Greetings, just checking in. I haven't forgotten about this, I didn't have time to much work on this this past weekend. I have gone through the code and just made sure that I can explain everything when I do write it up.

I just have one or two questions. Would you mind if I prepare the documentation in a fork for the repo? Or would you like it in a separate document (Google Docs, etc)? I might do a bit more than just unsafe with the documentation, there are some gotchas in places that I think should be documented as well.

[jneem]

My ideal location for documentation would be as doc comments in the code (on private items, so they aren't visible in the API docs but you can compile them with cargo doc --document-private-items). But honestly, any implementation docs will be an improvement over the status quo, so I'll take them in whatever format is convenient for you.

[jneem]

Based on the discussion on #29, my understanding is that all of the target_ptr pointers in FocusMut point to chunks that are "unique", in the sense that their Arcs have a ref-count of 1. These chunks can be shared between other instances of FocusMut that were created by splitting (or instances of Focus that were created by splitting and then unmuting), but they are not shared by any other instances of the tree. And since FocusMut borrows its tree mutably, it follows that this collection of FocusMuts are the only things that can modify these chunks.

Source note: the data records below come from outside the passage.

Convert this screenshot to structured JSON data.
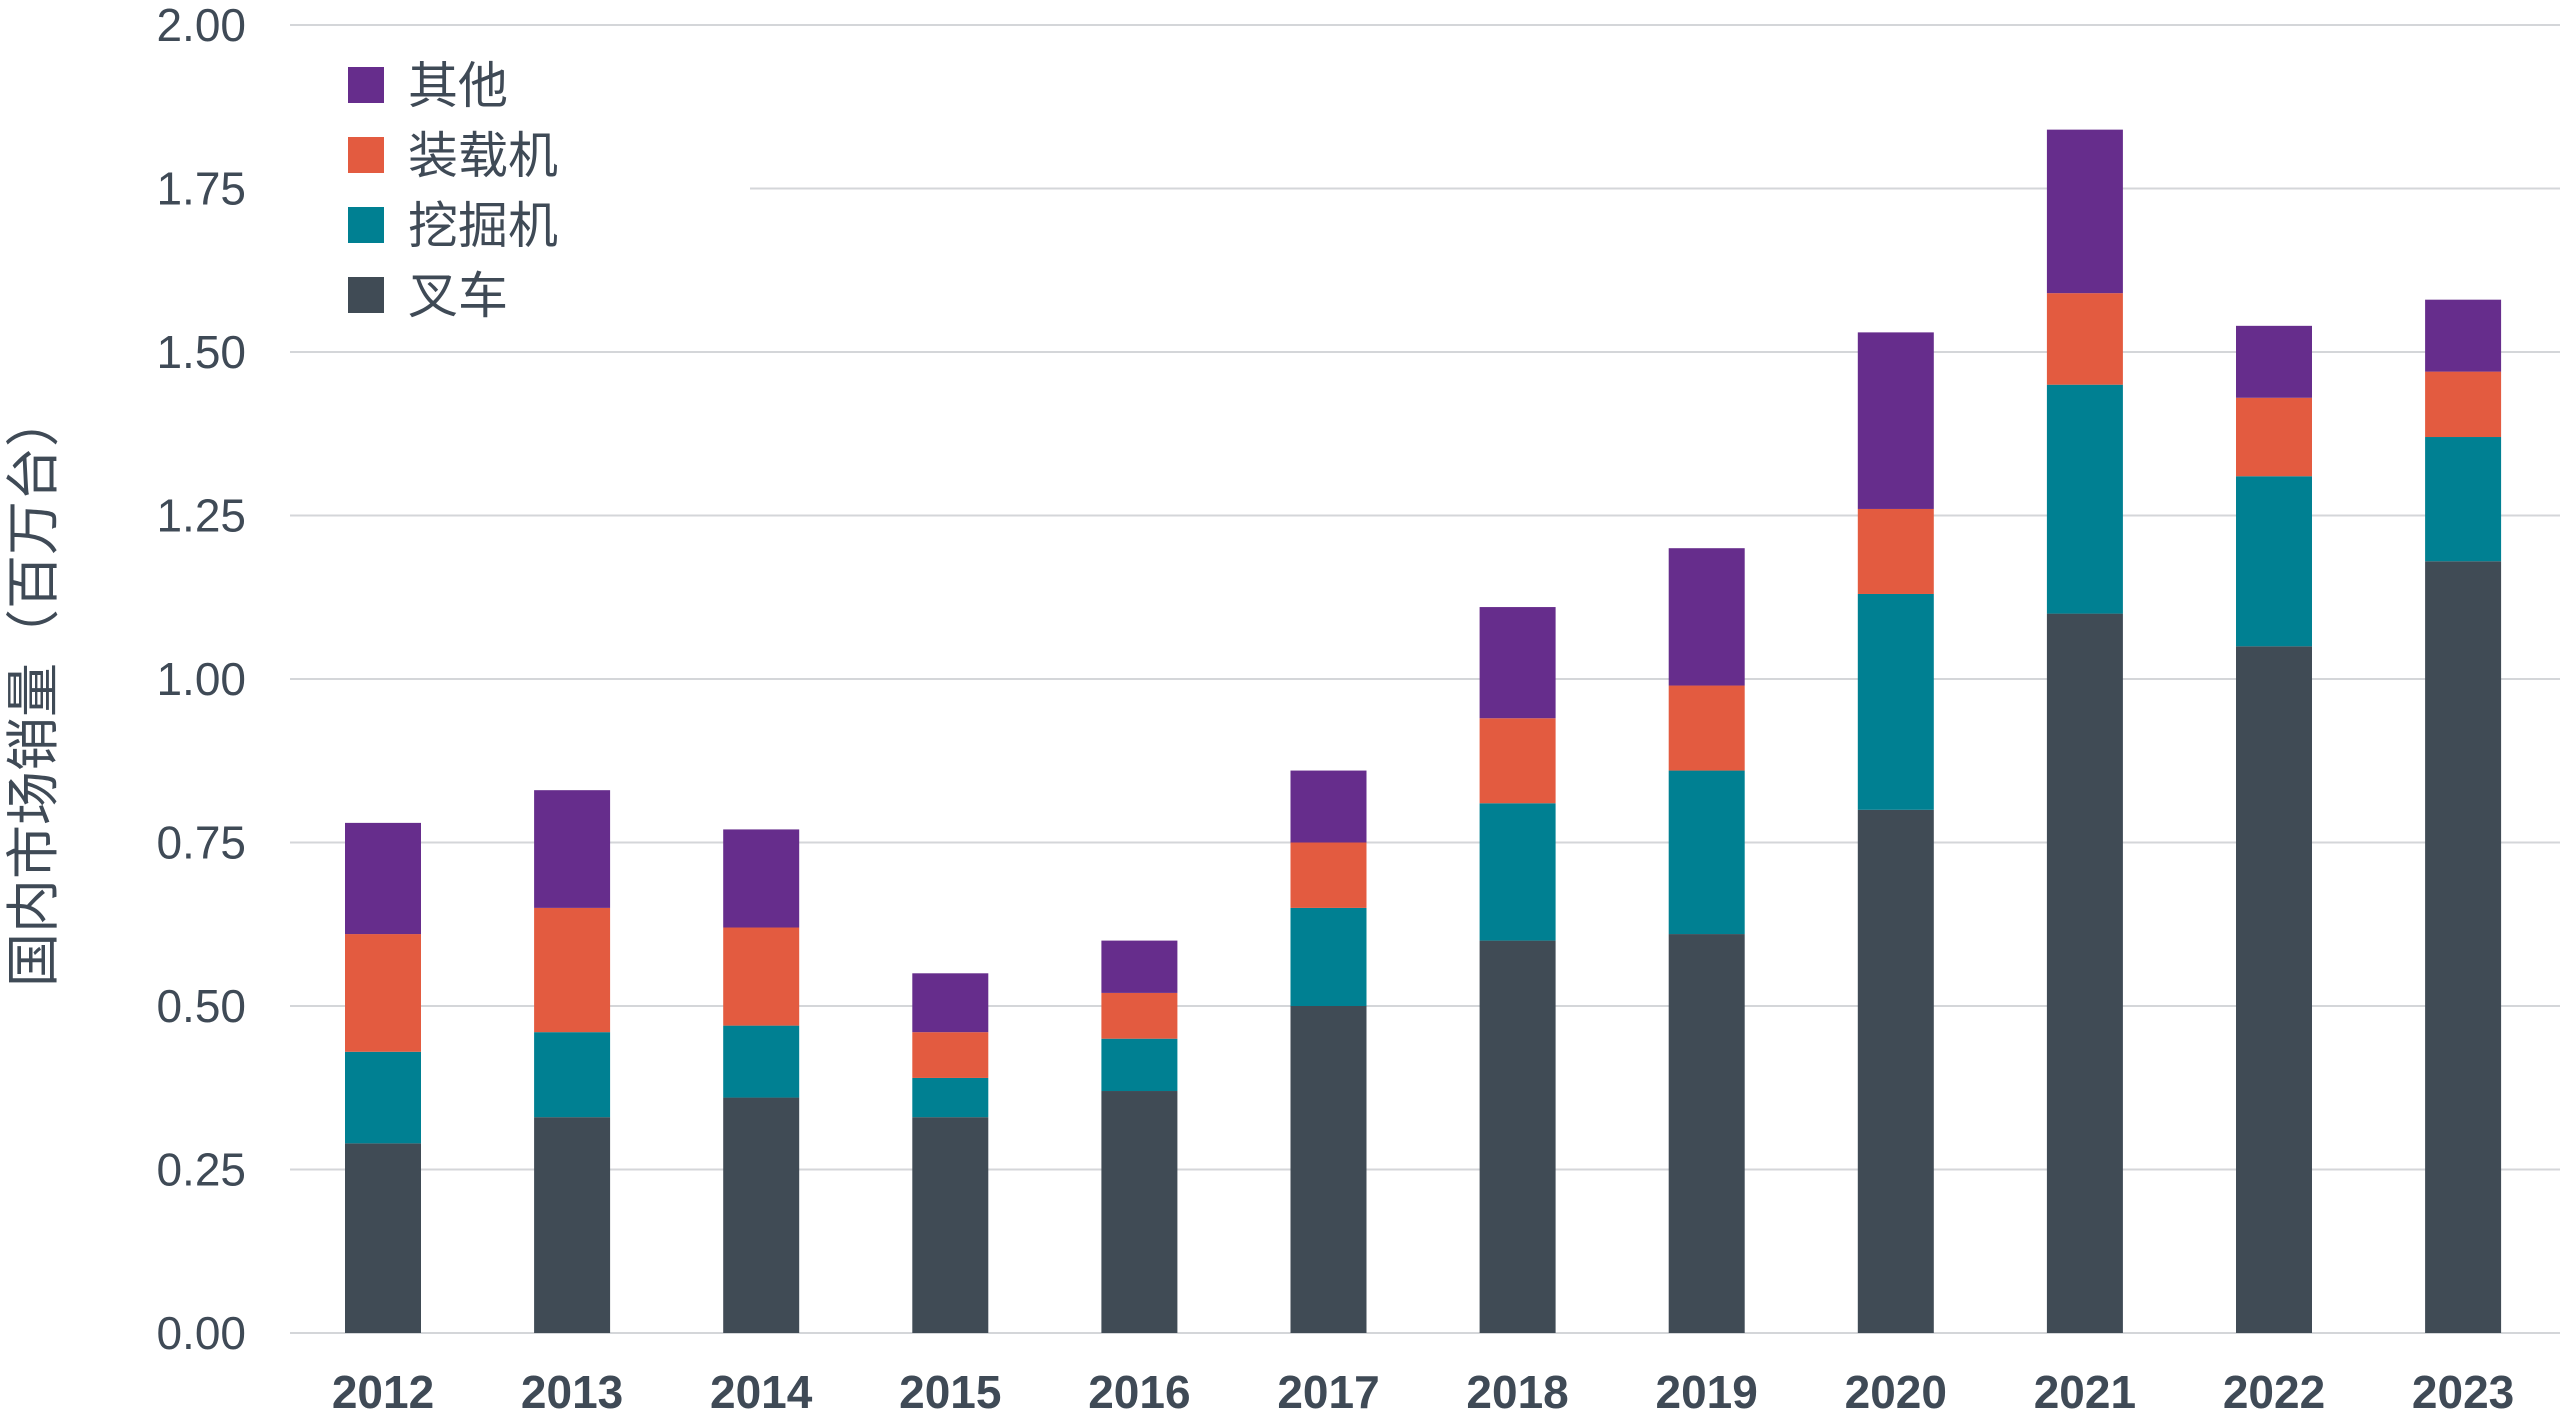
{
  "chart_data": {
    "type": "bar",
    "stacked": true,
    "categories": [
      "2012",
      "2013",
      "2014",
      "2015",
      "2016",
      "2017",
      "2018",
      "2019",
      "2020",
      "2021",
      "2022",
      "2023"
    ],
    "series": [
      {
        "name": "叉车",
        "color": "#404b55",
        "values": [
          0.29,
          0.33,
          0.36,
          0.33,
          0.37,
          0.5,
          0.6,
          0.61,
          0.8,
          1.1,
          1.05,
          1.18
        ]
      },
      {
        "name": "挖掘机",
        "color": "#008092",
        "values": [
          0.14,
          0.13,
          0.11,
          0.06,
          0.08,
          0.15,
          0.21,
          0.25,
          0.33,
          0.35,
          0.26,
          0.19
        ]
      },
      {
        "name": "装载机",
        "color": "#e35b40",
        "values": [
          0.18,
          0.19,
          0.15,
          0.07,
          0.07,
          0.1,
          0.13,
          0.13,
          0.13,
          0.14,
          0.12,
          0.1
        ]
      },
      {
        "name": "其他",
        "color": "#662d8c",
        "values": [
          0.17,
          0.18,
          0.15,
          0.09,
          0.08,
          0.11,
          0.17,
          0.21,
          0.27,
          0.25,
          0.11,
          0.11
        ]
      }
    ],
    "ylabel": "国内市场销量（百万台）",
    "xlabel": "",
    "ylim": [
      0,
      2.0
    ],
    "yticks": [
      "0.00",
      "0.25",
      "0.50",
      "0.75",
      "1.00",
      "1.25",
      "1.50",
      "1.75",
      "2.00"
    ],
    "grid": true,
    "legend_position": "top-left",
    "legend_order": [
      "其他",
      "装载机",
      "挖掘机",
      "叉车"
    ]
  }
}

Assuming I'm right, I think this is something worth documenting. (Edit: I wasn't right)

[jneem]

Ok, I think I've understood the motivation behind the owning Arc in Focus: it's because if you create a Focus by doing something like

let (f1, mut f2) = vec.focus_mut().split_at(100);
let f1 = f1.unmut();

then you have a Focus and a FocusMut that have disjoint ranges, but share the same tree. If I then modify f2, it will modify the root of the tree, but because f1 has its own copy of the root Arc, the root will get copied and f1 will be unmodified.

A consequence of this is that the signature of Focus::get is indeed correct (the lifetime of the returned reference should be tied to the Focus, not to the original vector). The lifetime transmutation in the Iter::next method is incorrect in general, but it's ok in this case because we know that (1) the Focus was created directly from a Vector, and not by unmuting a FocusMut, and (2) the vector can't be modified while the Focus is alive, so the root pointer in the Focus is the same as the root pointer in the Vector, and so the returned reference will actually be valid for as long as the Vector is alive.

[nomad010]

Yes, that sounds correct. One thing I've realised unmut is weird, I'm not sure why you'd ever need it. You'd already need to have gotten mutable access to the Vector in order to use it.

[jneem]

I guess I can think of a couple of possible motivations, although I'm not really sure how compelling they are:

• Focus could give better performance, because you aren't locking when resetting the focus
• you might already have some fn foo(f: Focus<'_, A>) -> ?? {} but you have access to a FocusMut, and you want to apply foo to it without writing some abstraction that would allow handling either case.

As for what to do about it, I suppose I should grep through some im-dependent crates and see if anyone is actually using unmut. One possible way to continue to support it would be to just have an extra Focus variant, so it would be

enum Focus<'a, A> {
    Single(&'a [A]),
    Full(TreeFocus<'a, A>),
    Unmuted(FocusMut<'a, A>),
}

[nomad010]

Ah yes, sorry in my experimental repo I have worked around the need for having a lock. When split is called, I do a (A)rc::make_mut call, also I have a structure that allows multiple mutable references to it to exist which I use for the FocusMut in this instance. The downside to this is that it involves a lot of unsafe.

This makes Focus and FocusMut on a more level playing field.

[maboesanman]

For the second bullet point (about moving before having a value to move in), you could use the take_mut crate.